York introduces a new Student Code of Conduct

Following an extensive consultation with students, faculty and staff, York University has released its new Student Code of Conduct, which aims to provide a fair, transparent, and easily understood system to deal with inappropriate student behaviour.

 Above: York students played an integral role in the University’s new student code
 of conduct

Among the most tangible improvements in the code is that students will now have a say in the process, including allowing students to be judged by students. The code requires a formal complaint be filed before a case can proceed. Students who have complaints lodged against them will now get written notice detailing alleged violations, they will know about the case before responding to it, and final decisions will be in writing for all parties so that responses and appeals can be properly administered.

“Our extensive consultation process clearly identified the desire and need for change,” said Cynthia Summers, director of student conduct and dispute resolution. “When comparing the way we opened the process up to the entire York community with what other universities are offering, I strongly believe we now have the best code in Canada, if not North America.”

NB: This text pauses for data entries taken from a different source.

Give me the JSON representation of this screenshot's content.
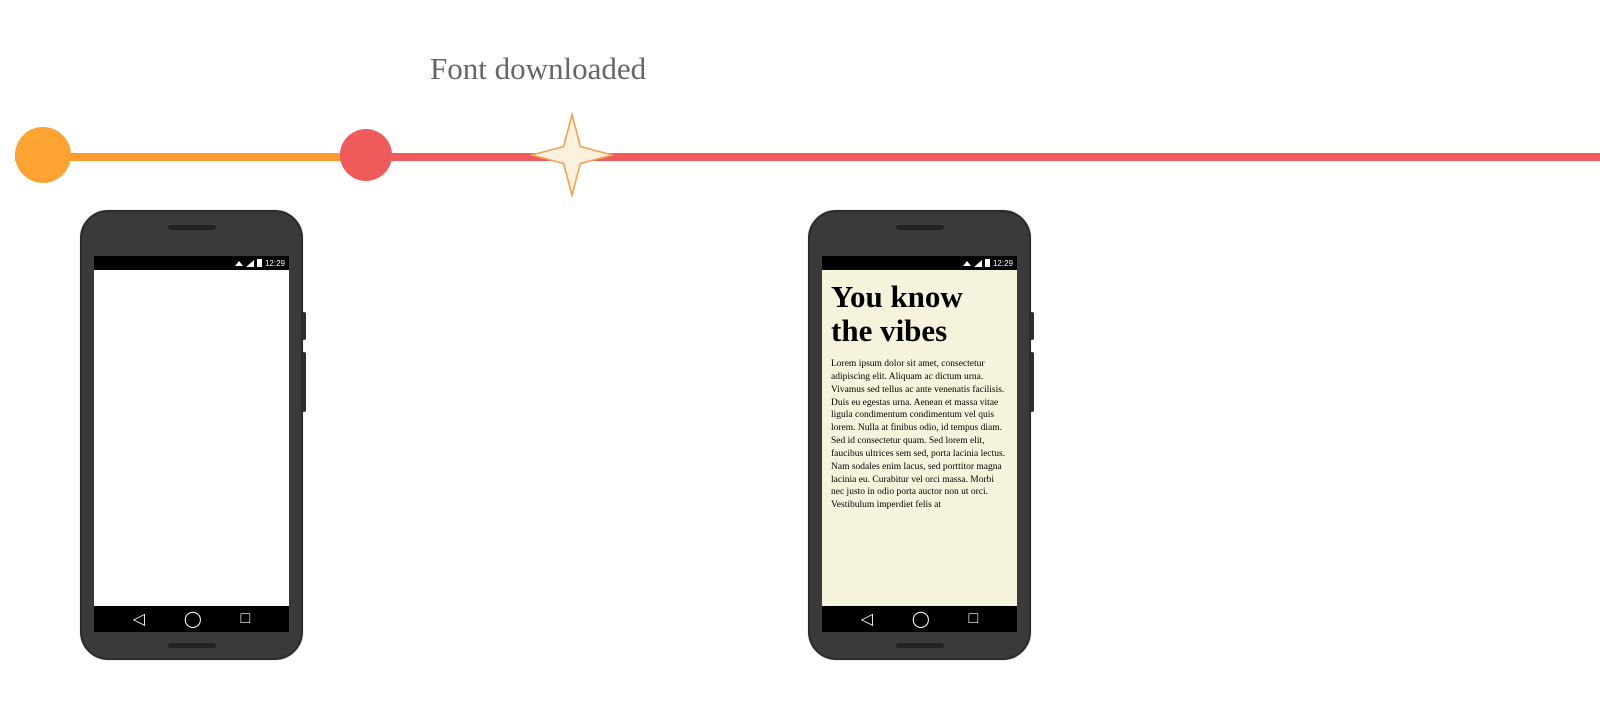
{
  "timeline": {
    "label": "Font downloaded",
    "colors": {
      "segment1": "#fc9a32",
      "segment2": "#ef5a5b",
      "dot1": "#fca332",
      "dot2": "#ef5a5b",
      "star_fill": "#faf2dc",
      "star_stroke": "#f2a35a"
    }
  },
  "phone_status": {
    "time": "12:29"
  },
  "phone_right": {
    "title": "You know the vibes",
    "body": "Lorem ipsum dolor sit amet, consectetur adipiscing elit. Aliquam ac dictum urna. Vivamus sed tellus ac ante venenatis facilisis. Duis eu egestas urna. Aenean et massa vitae ligula condimentum condimentum vel quis lorem. Nulla at finibus odio, id tempus diam. Sed id consectetur quam. Sed lorem elit, faucibus ultrices sem sed, porta lacinia lectus. Nam sodales enim lacus, sed porttitor magna lacinia eu. Curabitur vel orci massa. Morbi nec justo in odio porta auctor non ut orci. Vestibulum imperdiet felis at"
  },
  "nav_icons": {
    "back": "◁",
    "home": "◯",
    "recent": "□"
  }
}
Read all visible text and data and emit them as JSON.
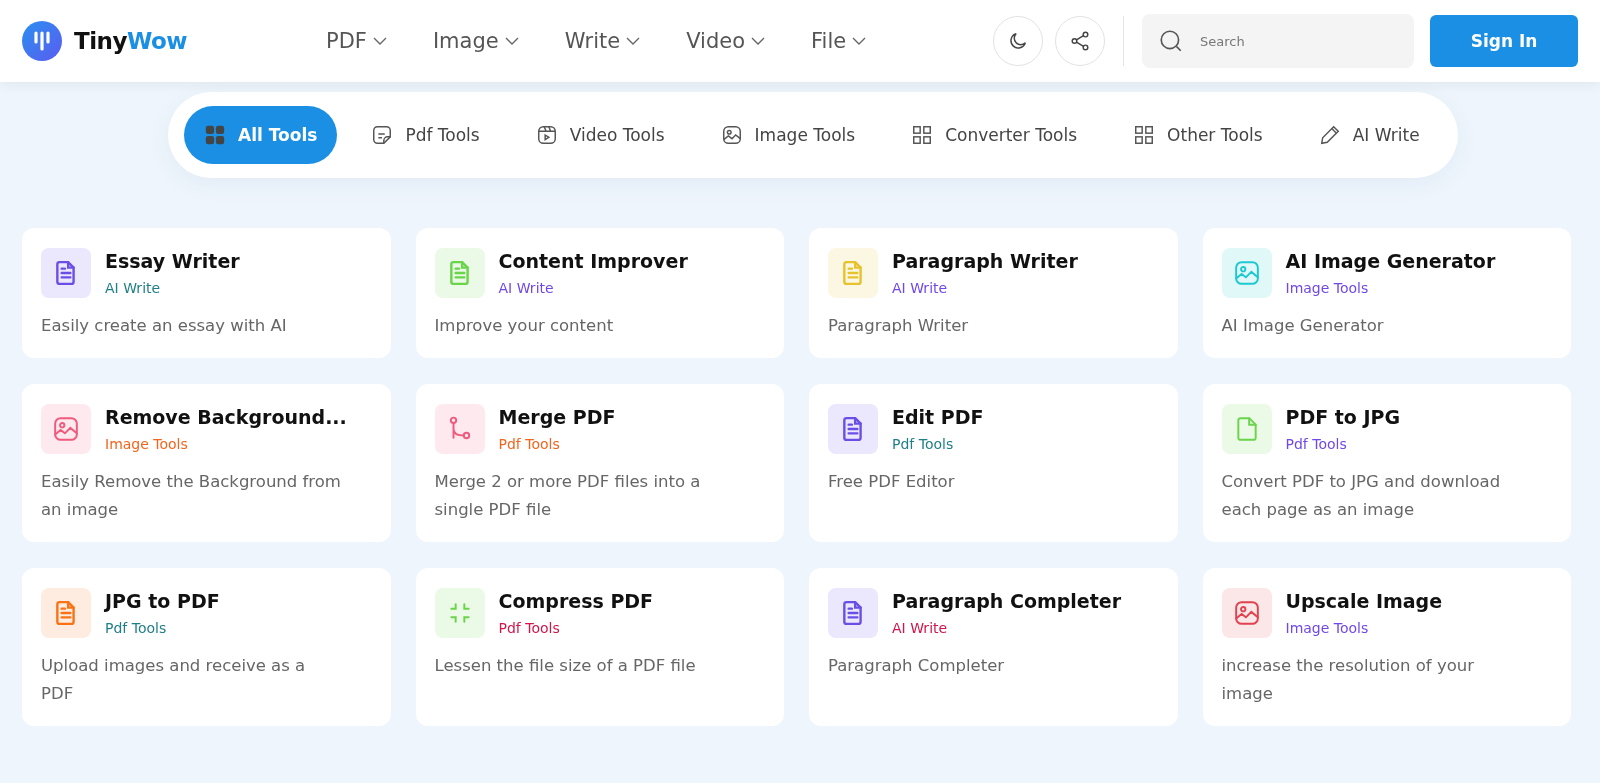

Presidential regulations within the York Act have determined dispute resolution for students for more than 20 years. The new code represents an initiative to review and renew this system. It has been published in bilingual form for the first time and is freely available in print and online.

“Extensive student consultation into how the code was examined, developed and ultimately applied is the distinguishing element of our new code,” said Summers, who was responsible for devising the process and producing the new code. “The unprecedented feedback in building the code ensures that it accurately reflects the values of the current York University community.”

Right: Cynthia Summers

“Typically, universities revamping their code of conduct strike a committee — usually made up of administration only, with legal support — and don’t allow for consultation just because it is easier to do so,” said Summers. “With the encouragement of President Marsden, and to the University’s credit, York’s administration opted for a huge consultation in developing our new code.”

Eight public forums, held at various times of the day this past February and March, allowed for public input into the creation of the code. An online survey, operated by an outside firm, was also used to gather anonymous feedback from more than 2,500 respondents.

A working committee made up equally of students, faculty and staff created a draft that was then subjected to focus groups comprised of respondents from the Web survey. Three student groups were formed to carry out a review: two at Keele campus, and one at Glendon. The feedback from students at this stage proved to be very thoughtful and useful to the process, said Summers.

In the end, the new code has been designed to encourage equity and respect in a transparent atmosphere. The code offers more rights to students, frequent reviews, and a greater range of sanctions allowing for judgments that take into consideration local values.

The code is deliberately written in plain language, both French and English, to specify a student’s rights and that they have an equal voice in any judgments that are made and any resulting appeals. The code will be reviewed after its first year, and every two years thereafter.

The York Student Code of Conduct can be found in printed form throughout the campus and online at www.yorku.ca/scdr.